平成館 考古展示室
2011年11月1日(火) ~ 2012年3月11日(日)
古墳時代の祭祀遺跡は、交通の難所である峠や岬、離島などに多くみられます。これらは我々の祖先が自然に神威を感じ、神々を畏れ敬って、祈りを捧げてきた姿を伝えています。
奈良時代の記紀・風土記には、このような場所にすむ荒ぶる神が人々の往来を妨げ、恐れられていたことが記されています。そうした神々を鎮めるために、さまざまな奉献品を手向けた場所が祭祀遺跡と考えられます。これらの遺跡は、平安時代の延喜式などに記録されている律令的国家祭祀における神統譜に編制される以前の神マツリの在り方を示すものとして重要です。
祭祀遺跡の出土遺物は、手捏土器をはじめして、時期ごとに変化することが特徴です。
前期の4世紀は銅鏡・石製品・玉類や農工具などを象った滑石製模造品が中心ですが、中期の5世紀中頃には小型・多量化する滑石製模造品に、須恵器や鏡形・武具形・機織具形・酒造具形などの土製模造品が加わります。
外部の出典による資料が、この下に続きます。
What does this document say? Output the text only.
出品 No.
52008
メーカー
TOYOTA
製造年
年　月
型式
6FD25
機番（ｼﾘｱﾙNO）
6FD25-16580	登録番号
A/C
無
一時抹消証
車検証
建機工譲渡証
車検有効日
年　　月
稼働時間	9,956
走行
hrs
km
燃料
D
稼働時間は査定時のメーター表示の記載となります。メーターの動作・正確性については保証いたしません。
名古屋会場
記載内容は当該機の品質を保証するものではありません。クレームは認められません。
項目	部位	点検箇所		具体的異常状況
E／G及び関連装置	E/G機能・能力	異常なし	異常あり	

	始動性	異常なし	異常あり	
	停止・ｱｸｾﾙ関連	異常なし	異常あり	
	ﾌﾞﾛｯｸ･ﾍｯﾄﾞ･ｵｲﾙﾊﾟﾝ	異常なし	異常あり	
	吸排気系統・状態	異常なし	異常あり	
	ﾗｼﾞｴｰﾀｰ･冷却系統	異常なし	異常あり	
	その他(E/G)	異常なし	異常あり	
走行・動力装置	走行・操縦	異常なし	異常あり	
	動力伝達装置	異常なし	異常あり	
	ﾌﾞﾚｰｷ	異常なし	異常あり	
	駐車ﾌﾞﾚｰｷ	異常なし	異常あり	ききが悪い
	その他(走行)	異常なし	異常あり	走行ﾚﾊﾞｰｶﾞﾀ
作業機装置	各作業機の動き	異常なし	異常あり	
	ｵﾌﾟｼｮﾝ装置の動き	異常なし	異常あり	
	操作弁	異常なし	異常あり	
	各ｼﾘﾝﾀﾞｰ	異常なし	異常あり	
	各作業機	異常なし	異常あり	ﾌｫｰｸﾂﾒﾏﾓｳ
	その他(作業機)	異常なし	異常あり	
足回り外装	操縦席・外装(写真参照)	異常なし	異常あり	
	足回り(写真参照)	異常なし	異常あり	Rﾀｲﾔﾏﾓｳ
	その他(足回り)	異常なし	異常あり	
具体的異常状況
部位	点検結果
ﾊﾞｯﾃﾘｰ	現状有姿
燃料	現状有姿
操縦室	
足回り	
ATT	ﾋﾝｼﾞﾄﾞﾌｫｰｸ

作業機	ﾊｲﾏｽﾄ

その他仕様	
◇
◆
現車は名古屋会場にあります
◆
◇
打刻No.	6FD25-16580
後期の6世紀にはさらに、鈴鏡・鐸・農具形や人形・馬形などの多様な土製模造品が現れます。奉献品の多様化は、人々の神々に対する観念が次第に豊かになっていった過程をうかがわせています。
本展覧会では、このような日本古代国家成立期にあたる古墳時代の神マツリについて、多様な祭祀遺跡出土品の変遷を通じてご紹介します。